Wednesday, November 16, 2016

Fernsehturm Stuttgart Radiosender

German words agglomerate.  Hence the existence of the book Schottenfreude. "Fernsehturm" is the German word for television tower. "Fernsehen" means television, as in the noun, the electronic device. To break that down further, "sehen" means to see.  The word "fern" means remote; as in at a distance. So You can string that together pretty sensibly "fern-sehen-term" or "remote - seeing - tower."    But "turm" was the root that meant tower or steeple.

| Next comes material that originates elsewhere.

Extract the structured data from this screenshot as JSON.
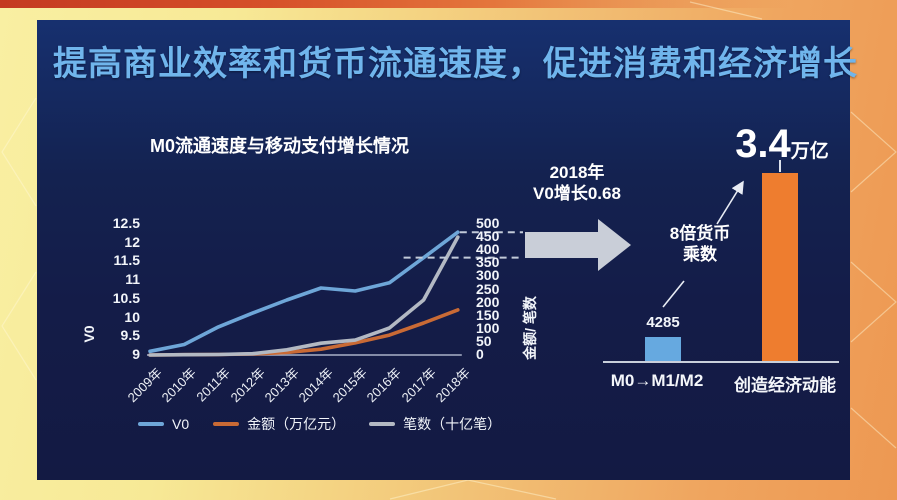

To further cloud this waters for those of use who speak a largely non-agglomerating language, "Fernmeldeturm" is the correct word, only if it's part of a building. The noun "meldung" means "information, report or an announcement.  So they added the "building" root when it was just a tower and then further added the "information" after the tower was on a building. Tricky language. Also sometimes makes things difficult to research.

This is added to the formal name of any radio tower that has a name like a prefix ex. Fernsehturm Berlin which is the tallest structure in Germany at 368 meters tall  (including antenna). It was built between 1965 and 1969 so it's coming up on it's 50th Birthday. Another example would be Fernsehturm Stuttgart which is the first telecommunications tower in the world constructed from reinforced concrete. Stuttgart is older having been placed in service by February of 1956. But today it only broadcasts several public FM radio stations. So despite the lack of "remote seeing devices" they still refer to it as a Fernsehturm. Transmission of the ARD TV network's analogue service stopped in 2006. Those television services moved to nearby Fernmeldeturm Stuttgart.

So I deduced that since the German word for radio is radio.. that radio tower should be then a radioturm. The answer is... sort of. Radioturm is not a popular word. It's used only in specific contexts, mostly much older radio constructions. Ex. Radioturm Schuchow, Radioturm mit Sirene, Shabolovka Radioturm, and the Shukhov radioturm which I wrote about previously.